Taking around 75 per cent of the most popular online items sold before its well-documented collapse, trading will begin on BHS.com on 29 September – claiming to be the “most customer-friendly” online platform in the market.
The decline of BHS began when Arcadia Group owner Philip Green bought the business in 2009. He then held on to it for six years before selling it on to Dominic Chappell. As has now been disclosed by way of a select committee hearing, Green is said to have extracted £400m over the course of his ownership and left BHS with a significant black hole in its pension fund.
In shuttering its doors, BHS left some 11,000 people without a job and brought to an a period of 88 years trading on the British high street.

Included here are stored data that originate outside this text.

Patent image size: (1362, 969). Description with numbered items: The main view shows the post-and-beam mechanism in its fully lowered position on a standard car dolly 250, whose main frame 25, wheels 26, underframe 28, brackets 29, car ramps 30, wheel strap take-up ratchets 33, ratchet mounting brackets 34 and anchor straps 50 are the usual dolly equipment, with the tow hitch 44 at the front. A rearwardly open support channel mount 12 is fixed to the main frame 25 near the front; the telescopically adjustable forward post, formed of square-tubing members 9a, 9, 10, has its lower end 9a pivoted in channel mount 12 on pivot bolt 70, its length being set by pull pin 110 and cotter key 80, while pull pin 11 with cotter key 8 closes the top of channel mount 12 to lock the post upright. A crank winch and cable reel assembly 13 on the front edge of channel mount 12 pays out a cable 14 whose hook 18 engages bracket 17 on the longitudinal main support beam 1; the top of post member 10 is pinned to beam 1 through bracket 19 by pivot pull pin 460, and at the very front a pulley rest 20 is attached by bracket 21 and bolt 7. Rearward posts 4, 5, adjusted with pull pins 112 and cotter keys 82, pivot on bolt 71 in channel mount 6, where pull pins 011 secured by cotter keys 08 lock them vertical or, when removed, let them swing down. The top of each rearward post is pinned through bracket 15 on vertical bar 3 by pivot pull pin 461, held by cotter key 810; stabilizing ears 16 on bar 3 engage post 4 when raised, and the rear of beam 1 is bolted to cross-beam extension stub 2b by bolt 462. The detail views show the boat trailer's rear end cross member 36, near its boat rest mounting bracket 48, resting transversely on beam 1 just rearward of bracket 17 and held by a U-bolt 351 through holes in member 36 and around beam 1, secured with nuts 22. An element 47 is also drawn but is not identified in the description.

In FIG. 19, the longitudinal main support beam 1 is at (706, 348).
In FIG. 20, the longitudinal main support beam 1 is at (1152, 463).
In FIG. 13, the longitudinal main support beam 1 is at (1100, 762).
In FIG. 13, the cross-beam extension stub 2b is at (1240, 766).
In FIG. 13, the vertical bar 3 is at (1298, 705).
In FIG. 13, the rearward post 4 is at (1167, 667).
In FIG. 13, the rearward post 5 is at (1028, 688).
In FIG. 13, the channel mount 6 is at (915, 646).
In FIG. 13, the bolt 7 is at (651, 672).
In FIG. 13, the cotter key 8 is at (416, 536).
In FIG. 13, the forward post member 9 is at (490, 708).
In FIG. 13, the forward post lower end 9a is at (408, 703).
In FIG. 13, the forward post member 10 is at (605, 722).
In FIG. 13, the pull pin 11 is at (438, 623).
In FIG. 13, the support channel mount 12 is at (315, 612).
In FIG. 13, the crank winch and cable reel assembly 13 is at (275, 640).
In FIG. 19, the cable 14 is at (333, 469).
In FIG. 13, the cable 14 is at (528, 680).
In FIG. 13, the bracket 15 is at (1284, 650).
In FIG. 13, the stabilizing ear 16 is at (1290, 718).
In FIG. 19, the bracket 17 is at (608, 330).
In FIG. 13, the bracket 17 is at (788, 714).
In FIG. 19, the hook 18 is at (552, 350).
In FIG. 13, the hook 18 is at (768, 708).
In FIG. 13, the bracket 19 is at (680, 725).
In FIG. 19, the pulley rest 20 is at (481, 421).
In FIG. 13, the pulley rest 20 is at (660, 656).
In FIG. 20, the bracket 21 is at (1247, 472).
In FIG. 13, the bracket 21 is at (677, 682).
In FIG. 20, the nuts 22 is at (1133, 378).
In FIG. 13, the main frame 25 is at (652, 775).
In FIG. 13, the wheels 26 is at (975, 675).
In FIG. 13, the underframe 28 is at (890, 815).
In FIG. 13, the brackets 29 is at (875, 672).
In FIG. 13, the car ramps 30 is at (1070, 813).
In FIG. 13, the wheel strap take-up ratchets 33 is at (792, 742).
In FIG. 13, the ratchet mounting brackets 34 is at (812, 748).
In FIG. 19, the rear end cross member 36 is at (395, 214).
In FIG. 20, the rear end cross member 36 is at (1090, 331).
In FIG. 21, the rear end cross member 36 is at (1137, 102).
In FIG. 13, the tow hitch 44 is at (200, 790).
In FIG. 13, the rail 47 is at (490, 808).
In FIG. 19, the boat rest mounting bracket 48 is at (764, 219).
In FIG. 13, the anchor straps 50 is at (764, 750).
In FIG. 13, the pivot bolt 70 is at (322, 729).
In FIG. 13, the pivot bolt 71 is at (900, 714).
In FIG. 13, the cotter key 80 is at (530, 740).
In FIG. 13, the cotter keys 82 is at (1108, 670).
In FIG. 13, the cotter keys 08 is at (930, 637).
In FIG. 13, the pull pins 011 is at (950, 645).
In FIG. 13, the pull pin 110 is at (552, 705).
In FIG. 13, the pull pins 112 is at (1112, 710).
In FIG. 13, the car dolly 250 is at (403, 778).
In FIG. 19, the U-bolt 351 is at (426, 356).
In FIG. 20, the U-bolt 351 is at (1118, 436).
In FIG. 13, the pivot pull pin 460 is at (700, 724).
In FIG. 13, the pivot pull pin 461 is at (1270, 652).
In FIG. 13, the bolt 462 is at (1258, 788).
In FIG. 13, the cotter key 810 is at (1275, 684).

According to a statement, the new London-based BHS has 84 employees – the “vast majority” of whom worked for the retailer before it went into administration.
Read more about BHS:
- BHS’ 88-year history comes to an end as last store vanishes from high street
- FTSE 100 pay and the BHS pension fund deficit: Much less than six degrees of separation
- Bought for £1, BHS now set to undergo unprofitable store cull
BHS International managing director David Anderson said the team are “thrilled” to be relaunching an “iconic brand” into the UK, adding it had a “loyal” customer base of around 1.2m UK shoppers online.
“In addition to this, we have developed a new specially-designed online platform for our UK business so we are not inheriting any legacy systems, and we are able to recruit the majority of people who worked on the profitable online and international operations of BHS before it went into administration,” Anderson explained.
“So although we are starting again in the UK, we have a number of advantages over a typical startup. We are nimble and efficient, but with a great brand, strong customer base and a proven and dedicated team.”
The BHS International operation was formed by The Al Mana Group after it acquired BHS.com in June. The organisation also represents brands including Zara, Armani Exchange and Reebok. Also retained alongside Anderson are former buying director Sara Bradley and head of creative Dave West.